A transcendência divina marca o segundo período, em que os papéis humanos viriam do divino. A razão substitui o divino no terceiro período, o do Iluminismo. O quarto advém da Filosofia do Martelo, de Nietzsche, de desconstrução dos conceitos teóricos do divino e do humanismo. Por fim, segundo Ferry, a civilização entra no quinto período, o atual. A era atual surge de uma “revolução jamais vista”, afirma Jorge Forbes, em que os laços sociais deixaram de ser verticalizados e passaram a ser horizontalizados.
“Nos laços verticais, as pessoas se uniam em torno de um símbolo. Em [uma sociedade com] um laço social padronizado, você tem duas possibilidades, aderir a ele ou se rebelar contra ele e ser um rebelde. Essas são as características da modernidade, que eu chamo de Terra Um, até 40 anos atrás. Com o advento da pós-modernidade, com a quebra dos laços, com o surgimento da flexibilidade – ou Terra Dois, segundo sua definição –, você não tem mais padrões de comportamento, cabe a cada um inventar uma singularidade na forma de ser e passar essa singularidade no mundo. O que muda é o seguinte: você sai de uma sociedade disciplinar e entra numa sociedade de responsáveis”, disse Forbes em entrevista a esta jornalista para a Rádio Sagres 730.
E é a este sujeito singular que o cinema tem se dedicado. A descoberta do sujeito é a marca desde filmes biográficos como Eu, Tonya (Craig Gillespie) a produções como O Insulto (Líbano, Ziad Doueiri), este baseado em fatos reais, para ficar em dois exemplos.

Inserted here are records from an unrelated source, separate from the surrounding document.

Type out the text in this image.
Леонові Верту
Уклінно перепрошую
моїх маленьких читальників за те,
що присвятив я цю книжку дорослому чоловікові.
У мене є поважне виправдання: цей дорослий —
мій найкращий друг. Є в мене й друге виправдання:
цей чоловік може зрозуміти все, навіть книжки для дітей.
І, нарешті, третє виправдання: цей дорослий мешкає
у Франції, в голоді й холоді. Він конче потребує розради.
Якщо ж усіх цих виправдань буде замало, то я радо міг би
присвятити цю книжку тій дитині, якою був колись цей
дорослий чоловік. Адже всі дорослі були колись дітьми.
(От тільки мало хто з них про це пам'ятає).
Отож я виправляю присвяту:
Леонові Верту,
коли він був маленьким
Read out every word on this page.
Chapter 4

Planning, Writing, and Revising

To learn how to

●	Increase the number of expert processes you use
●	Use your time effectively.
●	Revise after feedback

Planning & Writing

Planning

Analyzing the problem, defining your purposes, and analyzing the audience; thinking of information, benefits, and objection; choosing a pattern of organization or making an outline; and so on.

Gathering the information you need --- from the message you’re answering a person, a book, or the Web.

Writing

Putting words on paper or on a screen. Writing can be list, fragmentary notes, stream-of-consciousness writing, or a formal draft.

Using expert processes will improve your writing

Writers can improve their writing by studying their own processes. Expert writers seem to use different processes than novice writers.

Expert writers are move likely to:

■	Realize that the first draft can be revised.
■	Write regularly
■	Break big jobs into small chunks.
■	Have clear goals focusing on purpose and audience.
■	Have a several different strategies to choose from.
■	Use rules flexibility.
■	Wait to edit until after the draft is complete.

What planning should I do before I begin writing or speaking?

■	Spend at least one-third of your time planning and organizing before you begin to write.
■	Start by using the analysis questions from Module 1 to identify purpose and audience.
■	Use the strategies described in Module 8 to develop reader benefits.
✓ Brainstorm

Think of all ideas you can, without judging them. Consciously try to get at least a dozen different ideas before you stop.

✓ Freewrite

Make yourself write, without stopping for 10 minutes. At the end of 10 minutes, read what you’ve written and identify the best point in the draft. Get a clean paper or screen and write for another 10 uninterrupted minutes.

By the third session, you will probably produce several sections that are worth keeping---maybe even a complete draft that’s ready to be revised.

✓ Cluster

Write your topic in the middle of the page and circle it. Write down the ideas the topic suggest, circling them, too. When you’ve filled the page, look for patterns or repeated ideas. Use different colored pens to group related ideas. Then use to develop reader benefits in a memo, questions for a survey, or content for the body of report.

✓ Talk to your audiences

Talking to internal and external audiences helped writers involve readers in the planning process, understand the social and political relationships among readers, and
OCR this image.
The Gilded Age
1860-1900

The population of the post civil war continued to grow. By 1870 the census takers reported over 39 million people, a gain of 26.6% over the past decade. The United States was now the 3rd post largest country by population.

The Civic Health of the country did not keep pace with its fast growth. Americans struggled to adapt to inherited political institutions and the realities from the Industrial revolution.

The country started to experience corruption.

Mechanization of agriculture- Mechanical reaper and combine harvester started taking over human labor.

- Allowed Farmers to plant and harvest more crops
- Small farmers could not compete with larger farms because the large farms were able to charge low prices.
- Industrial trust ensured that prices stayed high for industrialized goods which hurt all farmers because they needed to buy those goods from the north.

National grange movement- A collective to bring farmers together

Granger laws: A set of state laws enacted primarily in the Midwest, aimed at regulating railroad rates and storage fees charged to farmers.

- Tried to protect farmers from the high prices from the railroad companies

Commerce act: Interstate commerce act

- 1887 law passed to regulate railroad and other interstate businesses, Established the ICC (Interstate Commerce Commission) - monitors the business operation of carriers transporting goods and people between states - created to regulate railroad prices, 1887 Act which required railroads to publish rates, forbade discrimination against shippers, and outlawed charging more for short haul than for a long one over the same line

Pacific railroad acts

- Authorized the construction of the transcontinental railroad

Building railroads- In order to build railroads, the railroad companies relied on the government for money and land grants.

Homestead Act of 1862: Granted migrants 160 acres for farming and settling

A cinebiografia da ex-patinadora no gelo Tonya Harding, que rendeu o Oscar de melhor atriz coadjuvante a Allison Janney, mostra não como seu ex-marido Gef Gilloly tentou incapacitar sua principal adversária nas pistas, mas a vida de uma menina pobre, com uma mãe abusiva e um pai omisso e a reprodução da violência da qual foi vítima em sua própria vida e na das pessoas de seu entorno. O Insulto mostra como um incidente banal tem o poder de detonar os fantasmas do inconsciente humano.
O cinema tenta, portanto, dar conta da complexidade do ser humano pós-moderno que Federico Fellini antecipou em A Doce Vida e que não já não cabe mais em esquemas arquetípicos. Assim, surgem personagens fora do padrão, como uma mãe cruel (Sem Amor, Rússia) ou vingativa (Três Anúncios para um Crime, EUA); o lado bom de um policial violento, racista e homofóbico (Três Anúncios…), e um amoroso e dedicado professor de natação que pode tanto ser um pedófilo quanto vítima de uma denúncia falsa viralizada nas redes sociais (Aos Teus Olhos, Brasil).
“Há uma mudança drástica no laço social humano, na forma de a gente ser, que nos exige uma nova concepção, novos conceitos”, disse Forbes. Mesmo sem a genialidade de Fellini, o cinema se esforça para apresentar e explicar esse novo ser humano.